The answer is creativity. How is this linked to play, you might ask yourself?

Almost half a century ago, a study conducted by Prof. Donald Wallace McKinnon, from University of California, Berkeley, showed that creativity is not an ability that you either have or do not have, and that it is in no way linked to IQ.

In fact, what he proved is that those that were arguably the most creative ones were in a position to place themselves into a state of mind that allowed their natural creativity to surface. He described this ability as the ability to PLAY. In our candidacy, we called this phenomenon the Power of PLAY.

Why is this so important? Because creativity enables us to cope with uncertainty, to challenge perception, and to make a positive impact on the world.

"Music and sport have an incredible power to inspire and to bring people and nations together"

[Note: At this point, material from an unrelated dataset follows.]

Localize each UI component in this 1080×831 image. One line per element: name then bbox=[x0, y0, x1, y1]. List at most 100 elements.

The world is very much an uncertain place these days, and we need creative minds, and we need people ready to challenge perceptions and make the world a better place. We need people to PLAY FOR HUMANITY with us.

While the Expo will not open its gates for another three years, can you already provide a glimpse of the type of content that visitors will be able to discover at the Expo?

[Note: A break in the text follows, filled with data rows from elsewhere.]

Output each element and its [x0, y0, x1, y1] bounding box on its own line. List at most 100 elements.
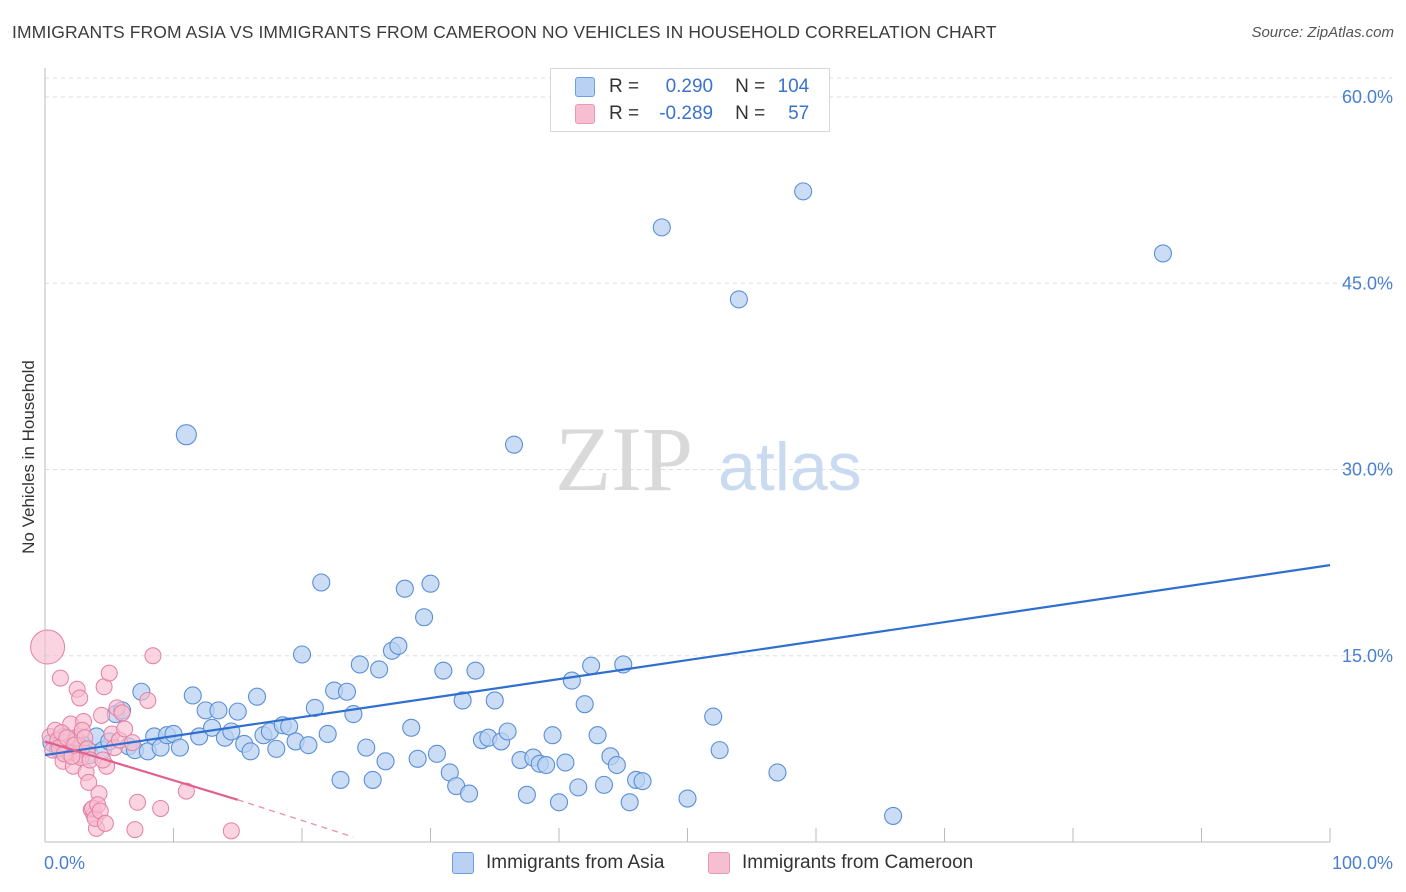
- legend-asia-swatch: [452, 852, 474, 874]
- cameroon-point: [139, 691, 157, 709]
- asia-point: [247, 687, 267, 706]
- asia-point: [588, 726, 607, 745]
- asia-point: [421, 574, 440, 593]
- cameroon-point: [222, 822, 240, 840]
- asia-point: [498, 722, 517, 741]
- y-tick-label: 60.0%: [1342, 87, 1393, 107]
- asia-point: [517, 785, 536, 804]
- cameroon-n-value: 57: [788, 103, 810, 124]
- asia-point: [794, 182, 813, 201]
- gridlines: [45, 77, 1392, 657]
- asia-point: [575, 695, 594, 714]
- legend-cameroon-label: Immigrants from Cameroon: [742, 852, 974, 873]
- r-label: R =: [609, 103, 640, 124]
- asia-point: [209, 701, 228, 720]
- legend-item-asia: Immigrants from Asia: [452, 852, 664, 874]
- y-tick-label: 15.0%: [1342, 646, 1393, 666]
- asia-point: [710, 741, 729, 760]
- watermark-zip: ZIP: [555, 408, 693, 510]
- asia-point: [228, 702, 247, 721]
- asia-point: [175, 424, 197, 446]
- asia-point: [357, 738, 376, 757]
- asia-point: [312, 573, 331, 592]
- y-tick-label: 45.0%: [1342, 273, 1393, 293]
- correlation-legend: R = 0.290 N = 104 R = -0.289 N = 57: [550, 68, 830, 132]
- asia-point: [267, 739, 286, 758]
- n-label: N =: [735, 103, 766, 124]
- legend-row-cameroon: R = -0.289 N = 57: [575, 101, 809, 127]
- asia-point: [389, 636, 408, 655]
- asia-point: [292, 645, 312, 664]
- asia-point: [485, 691, 504, 710]
- asia-point: [363, 770, 382, 789]
- asia-point: [884, 806, 903, 825]
- cameroon-point: [93, 706, 111, 724]
- legend-asia-label: Immigrants from Asia: [486, 852, 665, 873]
- asia-point: [337, 682, 357, 701]
- y-tick-labels: 15.0% 30.0% 45.0% 60.0%: [1342, 87, 1393, 666]
- y-tick-label: 30.0%: [1342, 460, 1393, 480]
- cameroon-r-value: -0.289: [659, 103, 714, 124]
- asia-point: [376, 752, 395, 771]
- asia-point: [350, 655, 369, 674]
- asia-point: [434, 661, 453, 680]
- asia-point: [427, 744, 446, 763]
- asia-point: [562, 671, 581, 690]
- cameroon-point: [71, 689, 89, 707]
- asia-trend-line: [44, 564, 1331, 757]
- cameroon-point: [30, 629, 66, 665]
- legend-row-asia: R = 0.290 N = 104: [575, 74, 809, 100]
- asia-point: [408, 749, 427, 768]
- cameroon-point: [96, 814, 114, 832]
- asia-point: [1153, 244, 1172, 263]
- chart-title: IMMIGRANTS FROM ASIA VS IMMIGRANTS FROM …: [12, 22, 997, 42]
- watermark-atlas: atlas: [718, 429, 862, 505]
- asia-point: [305, 698, 324, 717]
- cameroon-point: [116, 720, 134, 738]
- asia-point: [594, 775, 614, 794]
- asia-n-value: 104: [777, 76, 810, 97]
- source-credit: Source: ZipAtlas.com: [1251, 24, 1394, 41]
- asia-point: [395, 579, 414, 598]
- asia-point: [459, 784, 479, 803]
- x-tick-label: 100.0%: [1332, 853, 1393, 873]
- trend-lines: [44, 564, 1331, 838]
- asia-point: [170, 738, 189, 757]
- asia-swatch: [575, 77, 595, 97]
- cameroon-point: [100, 664, 118, 682]
- cameroon-trend-extension: [237, 799, 354, 838]
- cameroon-point: [113, 704, 131, 722]
- asia-point: [607, 755, 626, 775]
- y-axis-title: No Vehicles in Household: [19, 360, 38, 554]
- asia-point: [504, 435, 524, 454]
- legend-item-cameroon: Immigrants from Cameroon: [708, 852, 973, 874]
- asia-point: [402, 718, 421, 737]
- asia-point: [729, 290, 748, 309]
- series-cameroon-points: [30, 629, 240, 840]
- asia-point: [183, 686, 202, 705]
- cameroon-point: [129, 793, 147, 811]
- n-label: N =: [735, 76, 766, 97]
- asia-point: [331, 770, 350, 789]
- cameroon-point: [126, 821, 144, 839]
- asia-point: [537, 755, 556, 775]
- asia-point: [582, 656, 601, 675]
- r-label: R =: [609, 76, 640, 97]
- cameroon-point: [80, 773, 98, 791]
- asia-r-value: 0.290: [665, 76, 714, 97]
- cameroon-trend-line: [44, 740, 239, 801]
- asia-point: [678, 789, 697, 808]
- cameroon-point: [144, 647, 162, 665]
- asia-point: [652, 218, 671, 237]
- asia-point: [299, 736, 318, 755]
- asia-point: [633, 772, 652, 791]
- axes: [44, 68, 1331, 843]
- cameroon-point: [152, 799, 170, 817]
- asia-point: [453, 691, 472, 710]
- asia-point: [556, 753, 575, 772]
- asia-point: [543, 726, 562, 745]
- asia-point: [241, 742, 260, 761]
- asia-point: [768, 763, 787, 782]
- asia-point: [620, 793, 639, 812]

Dušan Borovčanin: Whether a visitor is interested in the health benefits of physical activity, the role of sports in promoting social cohesion, or the therapeutic effects of music on mental well-being, our programme has it covered.

We are still working on the development of the Specialised Expo’s content, but what is essential to share is that we see this very much as a co-creation process. We plan on working closely with international participants and see their thought leaders, sport ambassadors, scientists, and artists all over the programme of Expo 2027 Belgrade.

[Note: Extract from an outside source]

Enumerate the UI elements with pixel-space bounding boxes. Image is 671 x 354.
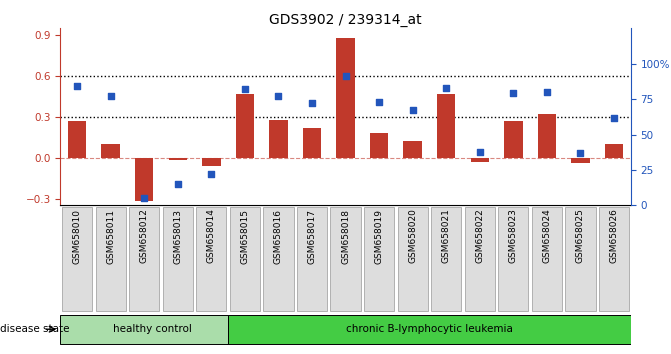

Once the Specialised Expo is formally recognised, Serbia will be able to invite countries to participate. Is there interest in the Expo’s theme from around the world?

Dušan Borovčanin: We are very happy and grateful that there is an incredible level of interest in Expo 2027 Belgrade from countries and international organisations, especially considering that there has never before been an Expo in the Western Balkans. We are certain we will see more than 100 countries represented in Belgrade in 2027. Although there are many countries that are eager and interested in participating, we will only start with official invitations once we finalise all the official procedures of Recognition. In this sense we benefit from strong support from the team of experts at the BIE.

"This is the region of the future, and we certainly see Expo 2027 Belgrade as one of the best ways to shed the light of the world into it"

 The Secretary General of the BIE, Dimitri S. Kerkentzes, with Dušan Borovčanin during a BIE Technical Visit to Belgrade. Image credit: Expo 2027 Belgrade

How can you measure the impact of hosting Expo 2027 Belgrade, for Serbia and the wider region?

Dušan Borovčanin: Expo 2027 Belgrade is more than a showcase of global cultures and innovation. It is a catalyst for profound urban and social transformation. We are therefore embarking on a journey to not only prepare our city for an influx of international visitors but to foster a lasting positive impact that will continue to resonate long after the Expo has concluded.

We approach assessments of the Expo’s impact carefully and we do not want to give unrealistic expectations. Aside from the fundamental economic effect, which we estimate to be over 1.1 billion euros from the 92 days of the Expo alone (not to mention before and after it), I truly believe that far more important is the long-term impact of the collaborations, partnerships, investments, and diplomatic relations set to take shape over the three years leading up to the event and, of course, everything after 2027.